The team is also looking to improve the adoption of its digital platform among advisers. Jalina Kerr, Schwab Advisor Services senior vice president of client experience, said Schwab is looking to use data on how advisers use its technology to better predict how to serve them. 

Support among small RIAs

Support for fractional shares could help calm nerves of smaller RIAs who custody assets with TD Ameritrade Institutional in the wake of Schwab’s announced plans to buy TD Ameritrade Holding Corp. for $26 billion.

Schwab Advisor Services maintains that a significant portion of its adviser clients have less than $100 million in assets on its platform, but some small RIAs worry they will be left behind as Schwab prioritizes larger advisers and its retail business.

[More: TD and Schwab tell advisers it’s business as usual, for now]

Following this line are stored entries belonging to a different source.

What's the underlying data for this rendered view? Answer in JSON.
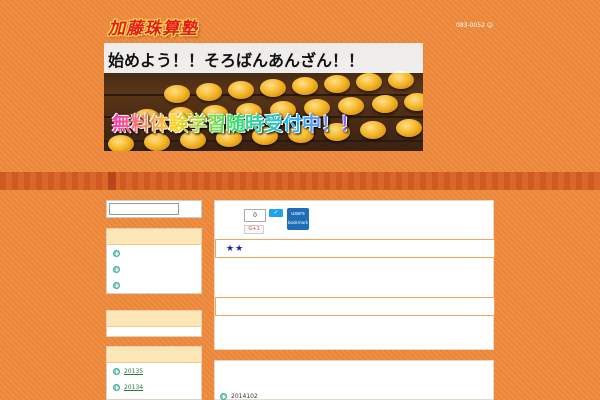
{
  "header": {
    "logo_text": "加藤珠算塾",
    "info_text": "083-0052 ☺"
  },
  "banner": {
    "title": "始めよう！！そろばんあんざん！！",
    "caption": "無料体験学習随時受付中！！"
  },
  "sidebar": {
    "search": {
      "value": "",
      "placeholder": ""
    },
    "widget1": {
      "items": [
        "",
        "",
        ""
      ]
    },
    "widget3": {
      "items": [
        "20135",
        "20134"
      ]
    }
  },
  "main": {
    "share": {
      "count": "0",
      "tweet_label": "✓",
      "gplus_label": "G+1",
      "hatena_count": "users",
      "hatena_label": "bookmark"
    },
    "post_title": "★★",
    "archive": {
      "items": [
        "2014102"
      ]
    }
  },
  "colors": {
    "page_background": "#f08a3c",
    "nav_band": "#cf5a22",
    "widget_header": "#fde6b5",
    "link": "#2a7a3a",
    "accent_icon": "#7fd6c8"
  }
}
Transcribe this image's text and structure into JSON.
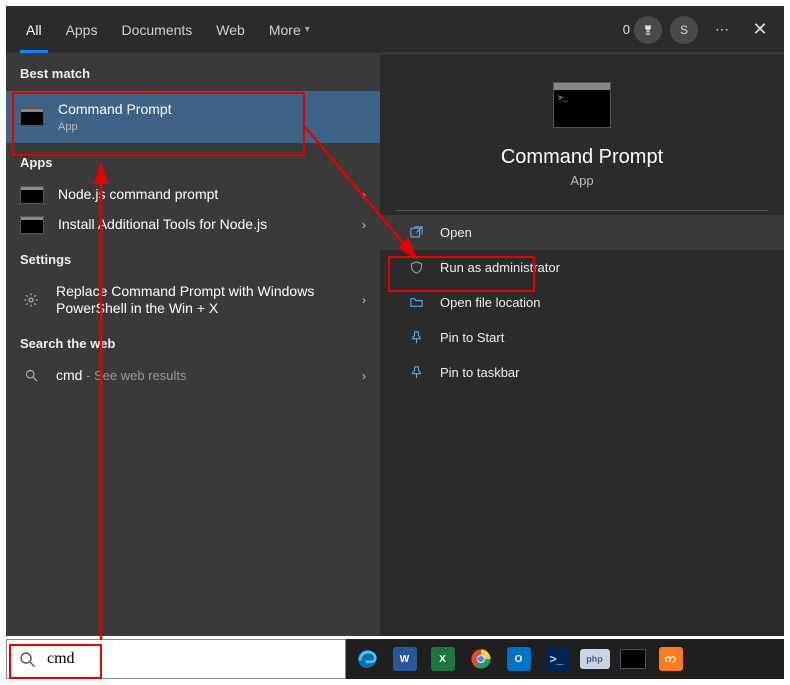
{
  "tabs": {
    "all": "All",
    "apps": "Apps",
    "documents": "Documents",
    "web": "Web",
    "more": "More"
  },
  "header": {
    "count": "0",
    "user_initial": "S"
  },
  "sections": {
    "best_match": "Best match",
    "apps": "Apps",
    "settings": "Settings",
    "web": "Search the web"
  },
  "best_match": {
    "title": "Command Prompt",
    "sub": "App"
  },
  "apps_list": [
    {
      "title": "Node.js command prompt"
    },
    {
      "title": "Install Additional Tools for Node.js"
    }
  ],
  "settings_list": [
    {
      "title": "Replace Command Prompt with Windows PowerShell in the Win + X"
    }
  ],
  "web": {
    "query": "cmd",
    "suffix": " - See web results"
  },
  "preview": {
    "title": "Command Prompt",
    "sub": "App"
  },
  "actions": {
    "open": "Open",
    "run_admin": "Run as administrator",
    "open_loc": "Open file location",
    "pin_start": "Pin to Start",
    "pin_taskbar": "Pin to taskbar"
  },
  "search": {
    "value": "cmd"
  },
  "taskbar": {
    "word": "W",
    "excel": "X",
    "outlook": "O",
    "ps": ">_",
    "php": "php",
    "xampp": "ဢ"
  }
}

“If they do support smaller advisers, they should make this a priority,” said Mr. Welsh, who worked as a consultant for Schwab’s adviser business from 1999 to 2005. “Advisers don’t believe what they read or what they hear. They believe what they see.”

Mr. Welsh said this another example of the firm putting retail first, advisers second.

“They just don’t think in terms of broad, company-wide development to include advisers. This is a retail platform that has an adviser platform on top of it,” Mr. Welsh said. “It’s been that way for 20 years.”

Schwab did not immediately respond to requests for additional comment at the time of this writing.